これについては「どうやらとばっちりだったらしい」という話になってはいますが、それでも現政権の間のうちはソ・ギョンドクが国からの支援を得るのは難しいでしょうね。

このUAEからの原発受注とバーターとなっている軍事協力も、「適法ではない」ということで嬉々として大統領秘書室長(日本でいえば官房長官のような立場)がUAEに渡って覆そうとしたのですが、当然のことながらUAEはそれを拒否。


 原発輸出を成し遂げるために、UAEに対して軍事協力を申し出たフランスと同様に、韓国も戦時協力をはじめとした戦力提供を申し出て、フランスよりも有利な条件だったために受け入れられた。
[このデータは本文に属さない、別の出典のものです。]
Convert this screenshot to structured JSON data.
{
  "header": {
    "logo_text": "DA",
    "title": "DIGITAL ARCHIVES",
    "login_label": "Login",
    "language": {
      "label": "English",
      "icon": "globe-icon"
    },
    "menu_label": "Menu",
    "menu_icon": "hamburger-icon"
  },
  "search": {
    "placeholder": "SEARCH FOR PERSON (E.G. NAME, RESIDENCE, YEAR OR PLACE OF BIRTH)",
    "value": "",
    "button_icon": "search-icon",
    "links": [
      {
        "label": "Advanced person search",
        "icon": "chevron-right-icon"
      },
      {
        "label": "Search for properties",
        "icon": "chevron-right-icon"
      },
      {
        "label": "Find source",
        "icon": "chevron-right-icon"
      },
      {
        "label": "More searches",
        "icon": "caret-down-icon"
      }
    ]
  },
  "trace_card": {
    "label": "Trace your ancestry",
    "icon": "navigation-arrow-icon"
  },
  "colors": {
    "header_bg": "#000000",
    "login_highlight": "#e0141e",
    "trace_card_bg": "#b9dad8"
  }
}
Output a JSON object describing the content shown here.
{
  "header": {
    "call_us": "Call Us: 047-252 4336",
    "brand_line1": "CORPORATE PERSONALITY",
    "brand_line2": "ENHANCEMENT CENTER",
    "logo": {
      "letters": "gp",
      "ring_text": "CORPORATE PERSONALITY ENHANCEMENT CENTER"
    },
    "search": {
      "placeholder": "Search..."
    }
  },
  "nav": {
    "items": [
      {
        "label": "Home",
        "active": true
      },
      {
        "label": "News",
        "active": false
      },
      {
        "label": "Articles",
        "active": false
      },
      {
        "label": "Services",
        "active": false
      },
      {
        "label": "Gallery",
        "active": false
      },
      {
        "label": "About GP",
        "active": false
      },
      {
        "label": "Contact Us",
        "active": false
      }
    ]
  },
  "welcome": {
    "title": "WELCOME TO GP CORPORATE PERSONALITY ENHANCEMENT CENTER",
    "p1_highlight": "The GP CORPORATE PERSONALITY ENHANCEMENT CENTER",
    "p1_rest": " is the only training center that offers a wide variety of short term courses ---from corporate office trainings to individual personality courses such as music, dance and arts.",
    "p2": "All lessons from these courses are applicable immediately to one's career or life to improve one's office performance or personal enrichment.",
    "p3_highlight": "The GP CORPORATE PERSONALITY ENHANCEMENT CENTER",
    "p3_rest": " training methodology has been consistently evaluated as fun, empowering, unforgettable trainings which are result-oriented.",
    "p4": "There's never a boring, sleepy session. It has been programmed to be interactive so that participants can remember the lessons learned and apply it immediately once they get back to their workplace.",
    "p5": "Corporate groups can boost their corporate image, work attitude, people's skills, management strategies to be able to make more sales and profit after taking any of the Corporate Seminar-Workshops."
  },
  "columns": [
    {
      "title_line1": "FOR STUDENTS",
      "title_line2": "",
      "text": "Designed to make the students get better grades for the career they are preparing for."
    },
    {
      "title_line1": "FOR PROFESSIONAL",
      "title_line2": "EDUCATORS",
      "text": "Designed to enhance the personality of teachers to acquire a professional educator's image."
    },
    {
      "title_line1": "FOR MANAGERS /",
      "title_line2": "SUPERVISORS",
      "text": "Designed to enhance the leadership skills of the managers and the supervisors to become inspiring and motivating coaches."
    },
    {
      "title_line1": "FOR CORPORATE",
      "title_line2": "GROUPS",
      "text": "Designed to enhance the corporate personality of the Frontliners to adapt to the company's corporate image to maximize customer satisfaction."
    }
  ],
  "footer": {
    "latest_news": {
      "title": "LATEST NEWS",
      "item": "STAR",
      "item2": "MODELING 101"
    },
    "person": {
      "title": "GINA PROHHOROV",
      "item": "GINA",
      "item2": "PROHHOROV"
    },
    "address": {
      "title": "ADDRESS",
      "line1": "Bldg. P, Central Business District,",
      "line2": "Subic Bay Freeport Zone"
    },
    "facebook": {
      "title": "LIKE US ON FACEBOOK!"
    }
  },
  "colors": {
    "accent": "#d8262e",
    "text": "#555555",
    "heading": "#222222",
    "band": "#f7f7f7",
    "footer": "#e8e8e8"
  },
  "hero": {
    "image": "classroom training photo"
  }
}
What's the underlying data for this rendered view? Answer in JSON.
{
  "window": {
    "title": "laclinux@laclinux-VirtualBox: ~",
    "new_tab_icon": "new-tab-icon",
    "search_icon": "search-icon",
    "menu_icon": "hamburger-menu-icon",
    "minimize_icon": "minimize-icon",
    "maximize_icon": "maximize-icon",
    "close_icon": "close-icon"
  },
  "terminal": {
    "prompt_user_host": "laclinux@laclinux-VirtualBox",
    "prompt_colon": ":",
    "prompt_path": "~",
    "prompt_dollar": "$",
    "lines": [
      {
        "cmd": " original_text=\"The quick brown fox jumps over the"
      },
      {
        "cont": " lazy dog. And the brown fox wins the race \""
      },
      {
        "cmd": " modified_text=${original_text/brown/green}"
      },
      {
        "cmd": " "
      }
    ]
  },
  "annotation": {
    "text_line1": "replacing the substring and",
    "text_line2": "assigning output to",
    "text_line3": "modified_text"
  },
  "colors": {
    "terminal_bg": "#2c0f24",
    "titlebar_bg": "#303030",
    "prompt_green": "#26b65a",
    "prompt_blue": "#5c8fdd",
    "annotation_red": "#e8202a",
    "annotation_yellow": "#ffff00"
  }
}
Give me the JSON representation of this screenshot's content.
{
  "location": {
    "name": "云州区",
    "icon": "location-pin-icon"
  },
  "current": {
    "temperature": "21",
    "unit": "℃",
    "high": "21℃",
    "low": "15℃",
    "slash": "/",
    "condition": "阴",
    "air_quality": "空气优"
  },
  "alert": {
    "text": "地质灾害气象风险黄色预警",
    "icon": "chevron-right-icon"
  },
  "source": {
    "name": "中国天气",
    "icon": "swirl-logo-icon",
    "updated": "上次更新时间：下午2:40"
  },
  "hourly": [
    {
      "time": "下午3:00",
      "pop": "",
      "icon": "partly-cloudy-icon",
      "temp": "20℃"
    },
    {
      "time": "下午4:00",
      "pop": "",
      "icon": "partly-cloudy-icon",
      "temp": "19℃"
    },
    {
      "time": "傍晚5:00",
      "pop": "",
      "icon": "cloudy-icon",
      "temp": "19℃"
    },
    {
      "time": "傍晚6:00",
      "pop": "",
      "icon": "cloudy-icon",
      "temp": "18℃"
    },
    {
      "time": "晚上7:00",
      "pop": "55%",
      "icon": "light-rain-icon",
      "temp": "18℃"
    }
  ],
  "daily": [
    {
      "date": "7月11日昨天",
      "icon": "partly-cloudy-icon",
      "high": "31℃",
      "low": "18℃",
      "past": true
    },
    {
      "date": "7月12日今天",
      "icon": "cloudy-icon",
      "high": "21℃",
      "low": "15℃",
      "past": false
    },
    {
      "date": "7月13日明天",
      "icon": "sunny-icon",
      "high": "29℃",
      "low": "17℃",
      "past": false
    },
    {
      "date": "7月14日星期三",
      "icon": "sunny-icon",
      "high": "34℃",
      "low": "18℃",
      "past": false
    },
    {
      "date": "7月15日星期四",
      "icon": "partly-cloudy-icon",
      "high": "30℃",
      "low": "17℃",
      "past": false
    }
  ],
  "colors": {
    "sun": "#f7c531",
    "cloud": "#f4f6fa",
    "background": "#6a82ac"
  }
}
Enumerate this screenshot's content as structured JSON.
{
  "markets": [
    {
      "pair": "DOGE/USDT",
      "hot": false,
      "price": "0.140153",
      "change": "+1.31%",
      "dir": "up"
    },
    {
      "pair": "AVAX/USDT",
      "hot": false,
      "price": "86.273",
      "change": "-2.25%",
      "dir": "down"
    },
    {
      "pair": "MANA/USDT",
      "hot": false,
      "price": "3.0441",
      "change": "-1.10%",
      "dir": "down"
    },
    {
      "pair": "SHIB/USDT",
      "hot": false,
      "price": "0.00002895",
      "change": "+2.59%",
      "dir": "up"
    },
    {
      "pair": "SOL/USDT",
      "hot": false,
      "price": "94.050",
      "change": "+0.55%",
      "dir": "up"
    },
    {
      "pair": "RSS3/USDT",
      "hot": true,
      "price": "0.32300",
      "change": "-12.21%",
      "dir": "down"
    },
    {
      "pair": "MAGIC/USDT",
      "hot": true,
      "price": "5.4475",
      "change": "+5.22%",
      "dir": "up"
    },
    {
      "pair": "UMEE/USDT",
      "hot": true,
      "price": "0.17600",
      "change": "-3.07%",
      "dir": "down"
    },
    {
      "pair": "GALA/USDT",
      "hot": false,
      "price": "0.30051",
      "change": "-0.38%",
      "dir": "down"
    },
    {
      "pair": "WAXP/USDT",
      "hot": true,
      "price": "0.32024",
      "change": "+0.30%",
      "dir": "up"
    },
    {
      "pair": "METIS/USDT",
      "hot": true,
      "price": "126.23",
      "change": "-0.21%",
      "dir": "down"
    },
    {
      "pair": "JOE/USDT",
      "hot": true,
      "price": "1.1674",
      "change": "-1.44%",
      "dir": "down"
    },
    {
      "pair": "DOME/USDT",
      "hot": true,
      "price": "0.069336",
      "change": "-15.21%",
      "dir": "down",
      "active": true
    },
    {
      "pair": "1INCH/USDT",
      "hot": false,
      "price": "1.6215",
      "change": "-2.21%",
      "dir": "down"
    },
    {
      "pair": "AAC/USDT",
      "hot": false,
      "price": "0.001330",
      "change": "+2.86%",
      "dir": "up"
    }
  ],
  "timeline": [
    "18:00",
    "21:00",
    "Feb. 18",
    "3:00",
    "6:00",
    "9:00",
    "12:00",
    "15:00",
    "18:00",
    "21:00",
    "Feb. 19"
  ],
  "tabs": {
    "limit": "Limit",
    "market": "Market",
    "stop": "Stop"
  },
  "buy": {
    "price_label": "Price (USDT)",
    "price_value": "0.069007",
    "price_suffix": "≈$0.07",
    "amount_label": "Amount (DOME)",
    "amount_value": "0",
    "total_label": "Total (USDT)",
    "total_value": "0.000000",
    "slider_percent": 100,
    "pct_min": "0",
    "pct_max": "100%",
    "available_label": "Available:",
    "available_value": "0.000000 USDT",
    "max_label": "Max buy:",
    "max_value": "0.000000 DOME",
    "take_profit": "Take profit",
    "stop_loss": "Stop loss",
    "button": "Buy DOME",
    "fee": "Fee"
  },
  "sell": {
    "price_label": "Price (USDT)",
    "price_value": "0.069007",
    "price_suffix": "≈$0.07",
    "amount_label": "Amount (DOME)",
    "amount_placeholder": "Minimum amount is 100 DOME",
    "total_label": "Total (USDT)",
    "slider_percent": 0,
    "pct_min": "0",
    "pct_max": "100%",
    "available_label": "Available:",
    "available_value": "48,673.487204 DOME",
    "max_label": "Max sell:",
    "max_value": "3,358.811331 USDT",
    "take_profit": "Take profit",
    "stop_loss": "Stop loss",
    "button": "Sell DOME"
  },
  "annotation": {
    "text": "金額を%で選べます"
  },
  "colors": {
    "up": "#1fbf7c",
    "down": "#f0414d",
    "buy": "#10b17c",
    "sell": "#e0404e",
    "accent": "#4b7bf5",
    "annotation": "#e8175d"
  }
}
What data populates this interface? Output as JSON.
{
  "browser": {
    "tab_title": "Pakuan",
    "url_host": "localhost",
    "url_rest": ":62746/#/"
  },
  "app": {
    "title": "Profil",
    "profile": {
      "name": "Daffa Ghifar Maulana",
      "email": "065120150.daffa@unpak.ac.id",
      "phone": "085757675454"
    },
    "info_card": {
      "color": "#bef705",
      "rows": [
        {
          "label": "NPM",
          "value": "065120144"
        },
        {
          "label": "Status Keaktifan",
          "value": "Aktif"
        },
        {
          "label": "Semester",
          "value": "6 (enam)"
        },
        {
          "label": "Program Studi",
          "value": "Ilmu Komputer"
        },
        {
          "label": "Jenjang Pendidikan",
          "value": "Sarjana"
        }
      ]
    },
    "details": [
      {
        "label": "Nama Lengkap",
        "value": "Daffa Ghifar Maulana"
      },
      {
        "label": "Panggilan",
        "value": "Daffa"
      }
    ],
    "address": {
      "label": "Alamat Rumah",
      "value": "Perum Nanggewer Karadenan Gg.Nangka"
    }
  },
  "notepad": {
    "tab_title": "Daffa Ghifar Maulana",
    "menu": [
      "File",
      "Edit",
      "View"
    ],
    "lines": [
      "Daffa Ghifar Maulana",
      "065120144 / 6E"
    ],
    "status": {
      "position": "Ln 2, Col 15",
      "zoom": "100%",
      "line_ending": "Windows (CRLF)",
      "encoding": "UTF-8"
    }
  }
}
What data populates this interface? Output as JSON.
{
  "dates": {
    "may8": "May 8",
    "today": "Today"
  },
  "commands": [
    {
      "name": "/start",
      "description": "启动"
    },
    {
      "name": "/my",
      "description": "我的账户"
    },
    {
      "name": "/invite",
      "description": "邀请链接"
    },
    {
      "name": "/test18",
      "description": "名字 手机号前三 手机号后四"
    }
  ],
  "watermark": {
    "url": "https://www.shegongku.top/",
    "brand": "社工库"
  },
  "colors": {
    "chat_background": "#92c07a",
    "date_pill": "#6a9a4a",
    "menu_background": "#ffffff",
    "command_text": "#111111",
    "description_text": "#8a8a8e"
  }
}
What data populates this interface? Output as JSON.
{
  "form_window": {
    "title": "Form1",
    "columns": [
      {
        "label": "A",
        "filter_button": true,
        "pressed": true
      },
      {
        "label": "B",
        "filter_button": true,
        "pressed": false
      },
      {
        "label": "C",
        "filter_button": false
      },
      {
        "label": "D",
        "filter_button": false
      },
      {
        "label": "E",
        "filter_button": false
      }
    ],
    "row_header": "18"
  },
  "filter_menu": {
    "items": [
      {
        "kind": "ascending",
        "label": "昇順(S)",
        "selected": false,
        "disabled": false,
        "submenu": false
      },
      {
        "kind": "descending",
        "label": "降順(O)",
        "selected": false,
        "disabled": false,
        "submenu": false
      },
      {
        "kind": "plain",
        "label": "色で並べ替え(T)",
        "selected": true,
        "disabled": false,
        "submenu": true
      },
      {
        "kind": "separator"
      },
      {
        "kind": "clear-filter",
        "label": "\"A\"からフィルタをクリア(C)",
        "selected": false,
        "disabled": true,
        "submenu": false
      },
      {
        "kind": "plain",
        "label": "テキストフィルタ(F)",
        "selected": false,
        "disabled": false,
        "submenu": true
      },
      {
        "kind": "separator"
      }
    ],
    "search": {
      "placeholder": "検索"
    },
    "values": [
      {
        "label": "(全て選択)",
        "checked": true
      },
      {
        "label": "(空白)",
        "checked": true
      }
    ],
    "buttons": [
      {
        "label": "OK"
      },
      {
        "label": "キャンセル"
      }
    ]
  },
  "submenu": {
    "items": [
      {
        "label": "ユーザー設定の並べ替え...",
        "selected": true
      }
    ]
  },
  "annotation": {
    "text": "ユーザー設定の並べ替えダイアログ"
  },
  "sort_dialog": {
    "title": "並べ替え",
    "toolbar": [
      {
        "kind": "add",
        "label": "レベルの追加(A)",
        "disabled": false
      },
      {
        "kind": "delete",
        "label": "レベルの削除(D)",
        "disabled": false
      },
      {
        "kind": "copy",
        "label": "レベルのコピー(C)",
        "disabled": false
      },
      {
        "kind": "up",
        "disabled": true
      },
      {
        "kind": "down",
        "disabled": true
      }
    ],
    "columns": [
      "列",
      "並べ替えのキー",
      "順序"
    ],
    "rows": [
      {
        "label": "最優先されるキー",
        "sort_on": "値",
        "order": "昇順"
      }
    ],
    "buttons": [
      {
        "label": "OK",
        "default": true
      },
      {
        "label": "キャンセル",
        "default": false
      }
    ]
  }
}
 いまになってそれを反故にしようとしているわけですから当然ですが。


 UAEとの交渉内容はまったく出てこないのですが、「だったら原発受注そのものをひっくり返す」くらいのことを言われていてもおかしくないでしょうね。

国内事情を外交にも持ちこんでいる。

いわば慰安婦合意をまったく同じことをやろうとしているわけですが……。外交相手にしてみたら受け入れる余地がゼロ。


 というわけで、朝鮮日報がまた政権を攻め上げているわけです。

 「イ・ミョンバク政権が原発受注に成功した時、おまえらがなにをしてたんだ」と。

原発受注だけでなく、その他のUAEとの協力関係もすべて反故にするつもりがあってそんなことをやっているんだろうな、っていうことですね。

 こっちはこっちでちょっと面白いことになってきたかなー。